New research presented this week at ACR Convergence, the American College of Rheumatology’s annual meeting, shows that people with systemic autoimmune diseases do as well after lung or heart-lung transplants as those without any systemic causes of end-stage lung disease. This new data suggests that this life-saving treatment is a viable option for patients who have often been denied these transplants due to concerns about risks associated with their autoimmune disease.

People with systemic autoimmune diseases such as systemic sclerosis, rheumatoid arthritis (RA) and others can develop irreversible lung damage, in some cases leading to end-stage lung disease and early death. While lung transplantation could save their lives, many centers withhold surgery from these patients due to concerns about post-transplant risks caused by their abnormal immune systems and disease-related damage beyond their lungs. Researchers at Stanford University in Palo Alto, CA, compared how people with systemic autoimmune diseases fared after lung and heart-lung transplants with patients who have no systemic causes of their end-stage lung disease during a retrospective cohort study.

“As a result of their systemic disease and prior immunosuppressive treatments, patients with autoimmune diseases present with unique challenges when undergoing lung transplantation. Studying and addressing these challenges is critical to being able to offer this life-saving intervention to the many patients in need,” says Jason H. Melehani, MD, Ph.D., a fellow in rheumatology and pulmonology at Stanford and the study’s co-author.

The study included 75 lung or heart-lung transplant patients who had surgery at Stanford between Jan. 1, 2005 and Jan. 1, 2020 based on ICD-9 and ICD-10 medical billing codes. Patients were matched with 152 controls who had no autoimmune disease, according to age, gender, the year of their transplant, the indication for the surgery (such as interstitial lung disease vs. pulmonary hypertension), and the type of transplant they had, including one lung, both lungs or heart and lung. Researchers compared overall survival after transplant accounting for all of the variables described.

Patients included in the study had a variety of systemic autoimmune diseases, including 17 with RA, 16 with systemic sclerosis, 15 with sarcoidosis, 14 with idiopathic inflammatory myositis, eight with Sjögren’s syndrome, four with mixed connective tissue disease and one with systemic lupus erythematosus (SLE or lupus).
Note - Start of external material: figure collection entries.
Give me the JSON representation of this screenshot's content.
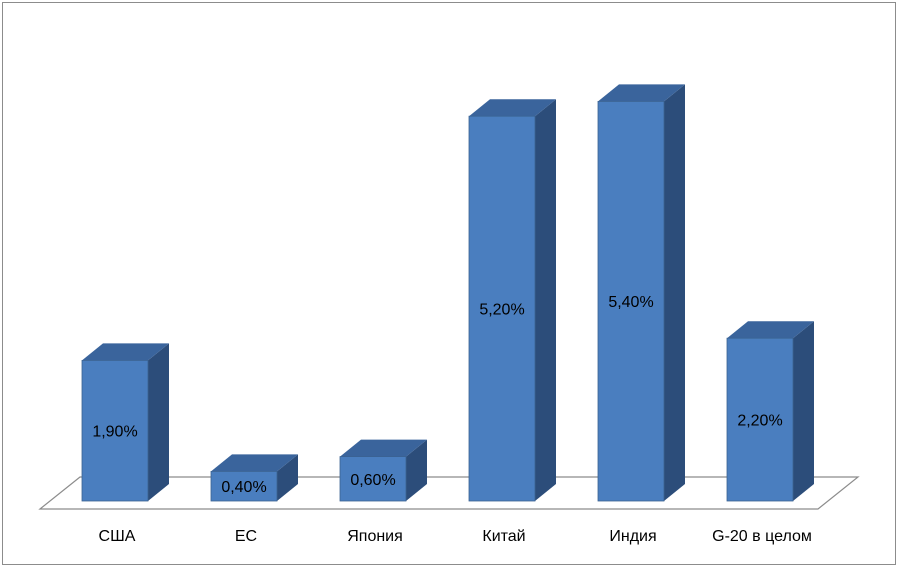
{
  "chart_data": {
    "type": "bar",
    "style": "3d-column",
    "categories": [
      "США",
      "ЕС",
      "Япония",
      "Китай",
      "Индия",
      "G-20 в целом"
    ],
    "values": [
      1.9,
      0.4,
      0.6,
      5.2,
      5.4,
      2.2
    ],
    "value_labels": [
      "1,90%",
      "0,40%",
      "0,60%",
      "5,20%",
      "5,40%",
      "2,20%"
    ],
    "title": "",
    "xlabel": "",
    "ylabel": "",
    "ylim": [
      0,
      5.5
    ],
    "grid": false,
    "legend": "none",
    "colors": {
      "front": "#4a7ebf",
      "side": "#2c4d7a",
      "top": "#3a649c",
      "edge": "#3b6392",
      "floor": "#8c8c8c"
    }
  }
}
One-year survival rates for patients with systemic autoimmune diseases were 79.4%, while five-year survival rates for these patients was 54.9%. Patients in the matched control cohort had a one-year survival rate of 90.3% and a five-year survival rate of 57.7%. The hazard ratio for overall survival after transplant did favor patients without a systemic autoimmune disease. However, researchers found it was not significantly different for those who have one of the autoimmune diseases.